Of course, it is obvious to look at the rental market and review competition. Perhaps there is simply a glut of comparable properties available and tenants can be choosy. Sometimes, it appears that the market is tighter and the property should rent more quickly but is still available despite the advertising and many showings. In either case, you have to look at the same reasons why a property will not rent.
Many times, it is simply the asking rent. Is the rent a competitive price? For example, if larger four bedroom homes in the area are $1100 and your property is a three bedroom for $1150 with less square footage, it may be that the property is simply overpriced. The more competition in the area, the more important it is to adjust the rent to entice a tenant. Even when there is not a lot of competition, a longer vacancy will generally cost more loss of income than adjusting the rent to entice a tenant.

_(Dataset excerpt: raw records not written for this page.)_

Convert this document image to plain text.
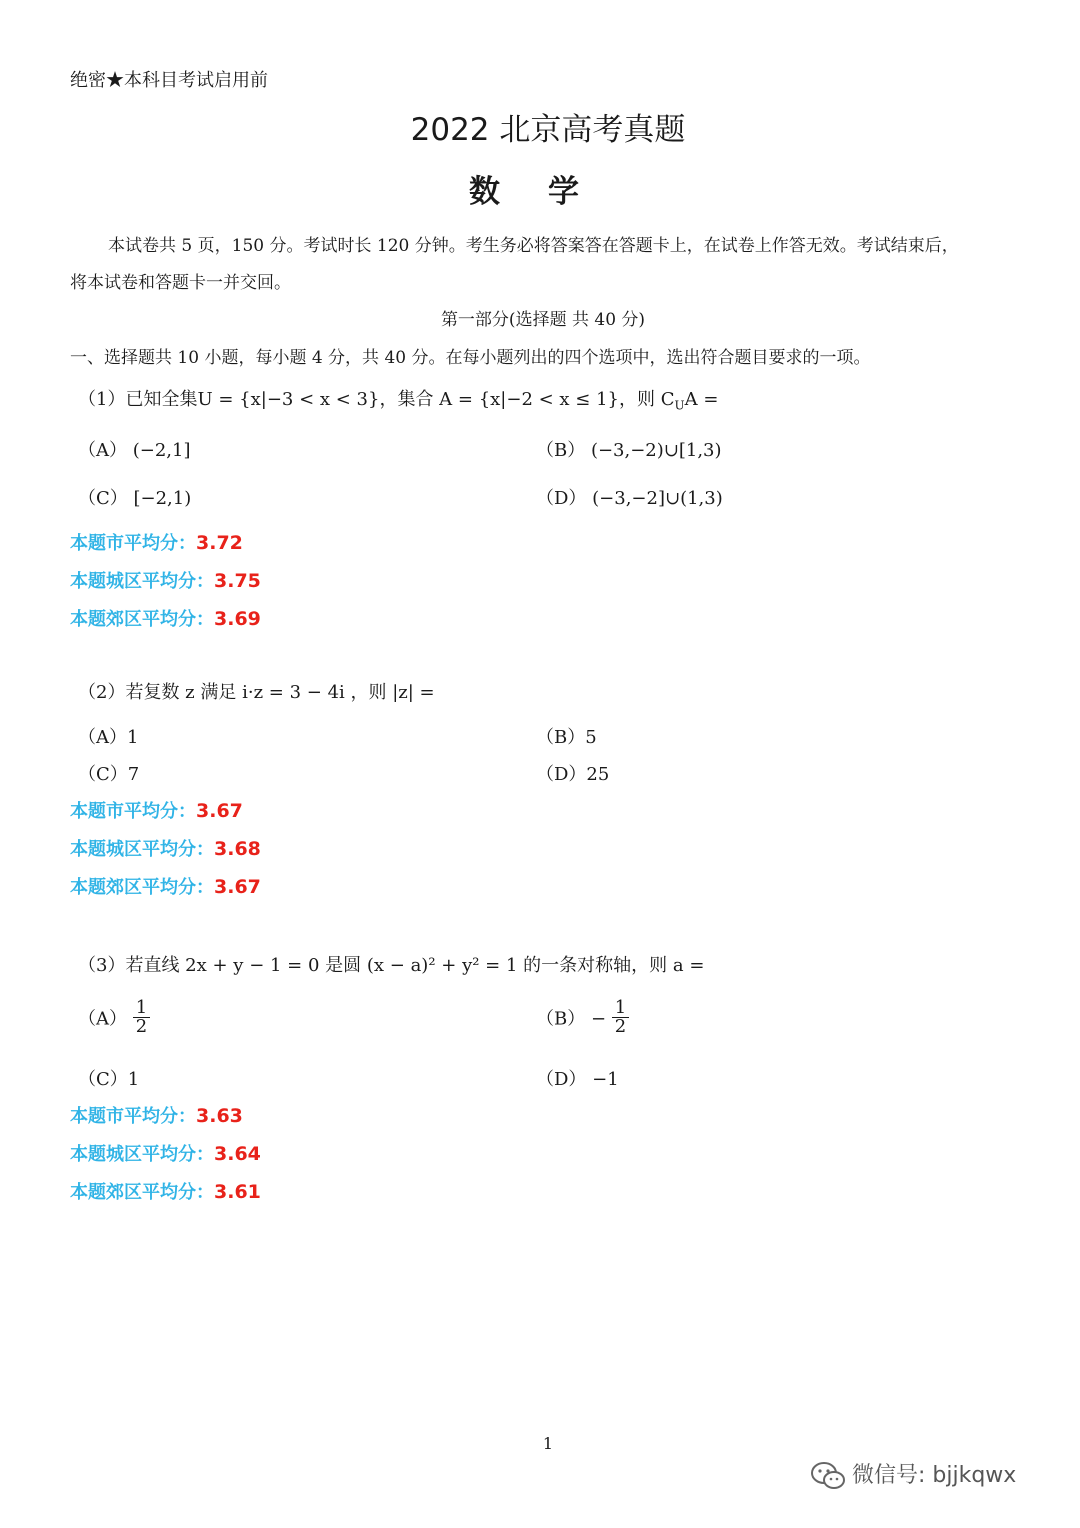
绝密★本科目考试启用前
2022 北京高考真题
数学
本试卷共 5 页，150 分。考试时长 120 分钟。考生务必将答案答在答题卡上，在试卷上作答无效。考试结束后，
将本试卷和答题卡一并交回。
第一部分(选择题 共 40 分)
一、选择题共 10 小题，每小题 4 分，共 40 分。在每小题列出的四个选项中，选出符合题目要求的一项。
（1）已知全集U = {x|−3 < x < 3}，集合 A = {x|−2 < x ≤ 1}，则 $C_UA$ =
（A） (−2,1]	（B） (−3,−2)∪[1,3)
（C） [−2,1)	（D） (−3,−2]∪(1,3)
本题市平均分：3.72
本题城区平均分：3.75
本题郊区平均分：3.69
（2）若复数 z 满足 i·z = 3 − 4i ，则 |z| =
（A）1	（B）5
（C）7	（D）25
本题市平均分：3.67
本题城区平均分：3.68
本题郊区平均分：3.67
（3）若直线 2x + y − 1 = 0 是圆 (x − a)² + y² = 1 的一条对称轴，则 a =
$(A) \frac{1}{2}$	$(B) - \frac{1}{2}$
（C）1	（D） −1
本题市平均分：3.63
本题城区平均分：3.64
本题郊区平均分：3.61
1
微信号: bjjkqwx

Is the property in good condition and attractive to prospective tenants? It may be a great house inside, but if a tenant pulls up and sees trash, peeling paint, and a deteriorating roof, getting them inside to look at it could be difficult. They may be concerned about future maintenance issues.

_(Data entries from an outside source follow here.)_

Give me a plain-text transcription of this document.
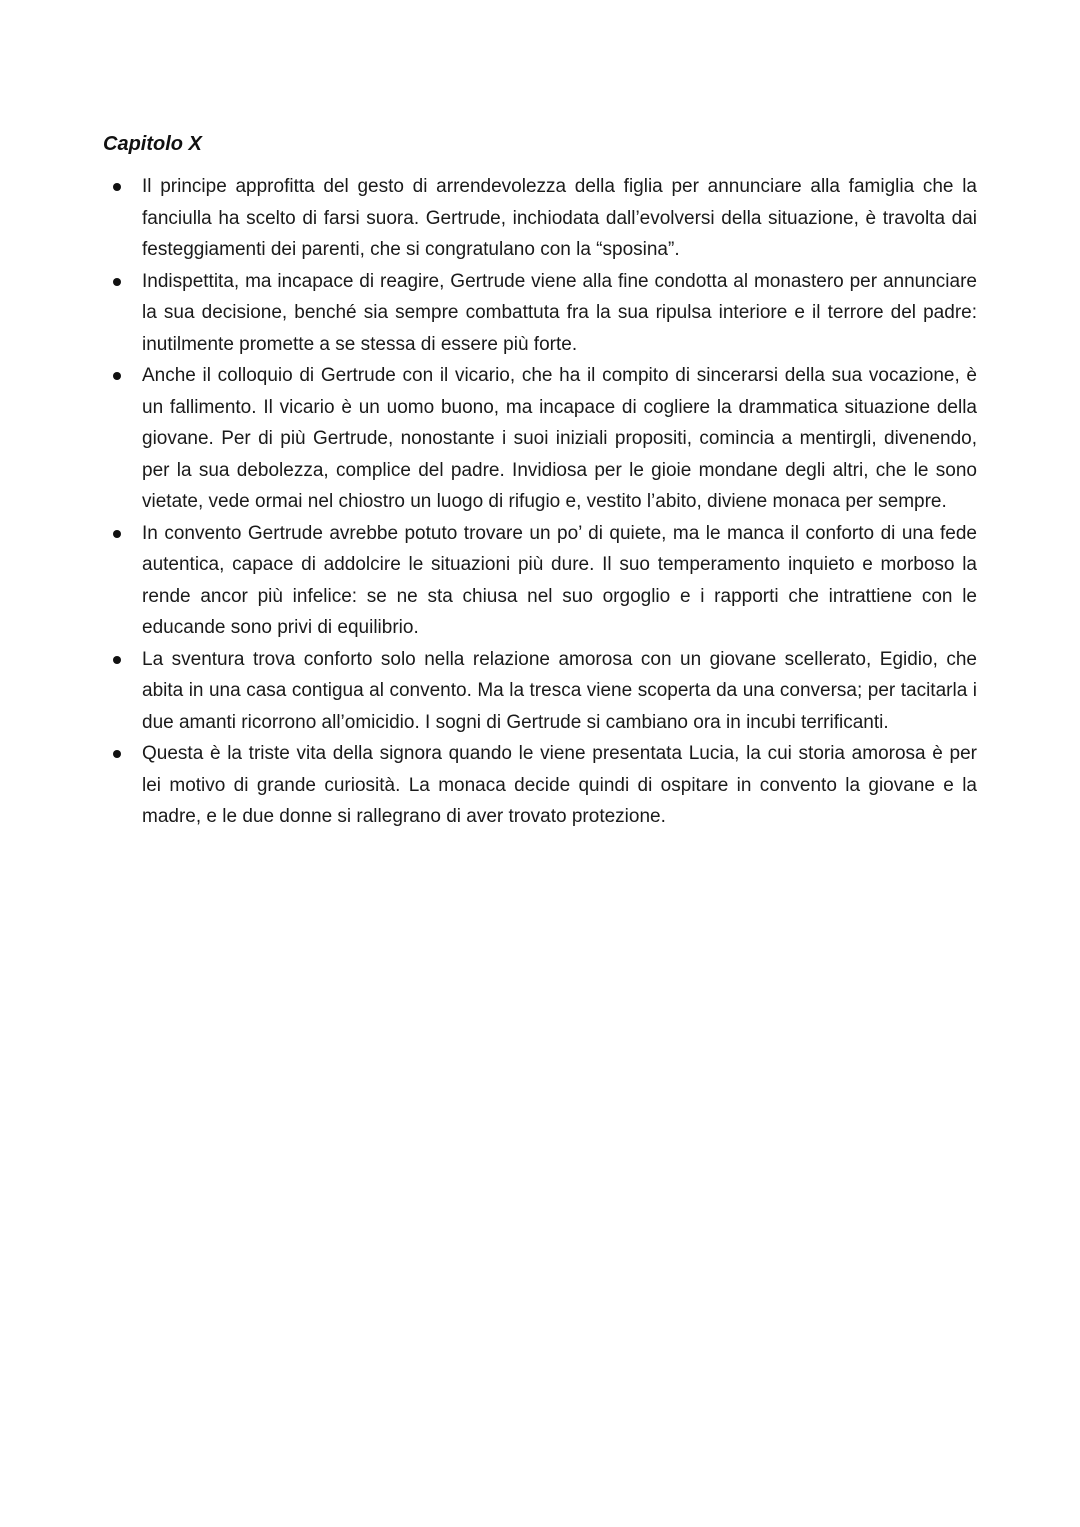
Capitolo X
Il principe approfitta del gesto di arrendevolezza della figlia per annunciare alla famiglia che la fanciulla ha scelto di farsi suora. Gertrude, inchiodata dall’evolversi della situazione, è travolta dai festeggiamenti dei parenti, che si congratulano con la “sposina”.
Indispettita, ma incapace di reagire, Gertrude viene alla fine condotta al monastero per annunciare la sua decisione, benché sia sempre combattuta fra la sua ripulsa interiore e il terrore del padre: inutilmente promette a se stessa di essere più forte.
Anche il colloquio di Gertrude con il vicario, che ha il compito di sincerarsi della sua vocazione, è un fallimento. Il vicario è un uomo buono, ma incapace di cogliere la drammatica situazione della giovane. Per di più Gertrude, nonostante i suoi iniziali propositi, comincia a mentirgli, divenendo, per la sua debolezza, complice del padre. Invidiosa per le gioie mondane degli altri, che le sono vietate, vede ormai nel chiostro un luogo di rifugio e, vestito l’abito, diviene monaca per sempre.
In convento Gertrude avrebbe potuto trovare un po’ di quiete, ma le manca il conforto di una fede autentica, capace di addolcire le situazioni più dure. Il suo temperamento inquieto e morboso la rende ancor più infelice: se ne sta chiusa nel suo orgoglio e i rapporti che intrattiene con le educande sono privi di equilibrio.
La sventura trova conforto solo nella relazione amorosa con un giovane scellerato, Egidio, che abita in una casa contigua al convento. Ma la tresca viene scoperta da una conversa; per tacitarla i due amanti ricorrono all’omicidio. I sogni di Gertrude si cambiano ora in incubi terrificanti.
Questa è la triste vita della signora quando le viene presentata Lucia, la cui storia amorosa è per lei motivo di grande curiosità. La monaca decide quindi di ospitare in convento la giovane e la madre, e le due donne si rallegrano di aver trovato protezione.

Perhaps the outside looks good, but the inside has worn, dirty carpet and dingy walls. Good tenants are not likely to put in an application, particularly if there are other available rentals. If either outside or inside conditions present problems, it is time to address them. The longer a property takes to rent, the more costly the loss.
Time of the year
Of course, every year has events that slow down the market – back to school days, Thanksgiving, the December Holiday Season – all these can “slow” the market down and make it a little trickier. However, properties do rent during these periods, it is just that the numbers are lower and so may make it a little longer vacancy.
One of the more difficult obstacles to overcome when renting can be a neighborhood or area problem. Is the property located where there are recurring burglaries, a listed pedophile, suspected drug activity, or even a murder? Any of these conditions can happen in any neighborhood and it may only be a temporary problem. However, it is a serious drawback when it exists while trying to fill a vacancy. It may be that you will need to adjust the rent, offer special incentives, and have extra patience before the property will rent to an acceptable tenant.
Death in the property
This is probably the worst scenario when you are trying to rent a property and one hopes this will never happen in your property. It could be that there has been a suicide, murder, or other circumstance with the previous tenant in the property. The law requires you to disclose violent circumstances to any prospective applicants. Even if you avoided this, applicants or tenants would find out from other neighbors. Many people will avoid the property. When this occurs, the only course of action is to put the property in the best possible condition with a reasonable rent and work through the concerns of the applicants until rented.
It may be that the market is great, the rent is right, the property looks wonderful – so “why is my property STILL for rent?” It could be that there have been applications but they would not make suitable tenants. It is still more important to have a tenant who will actually pay the rent and take care of the property than to rent it quickly. It is simply more cost effective to have a good tenant than a future eviction despite a longer vacancy.
Whatever the reason for a delay in renting, it is our goal as your management company to rent the property to the right tenant as quickly as possible.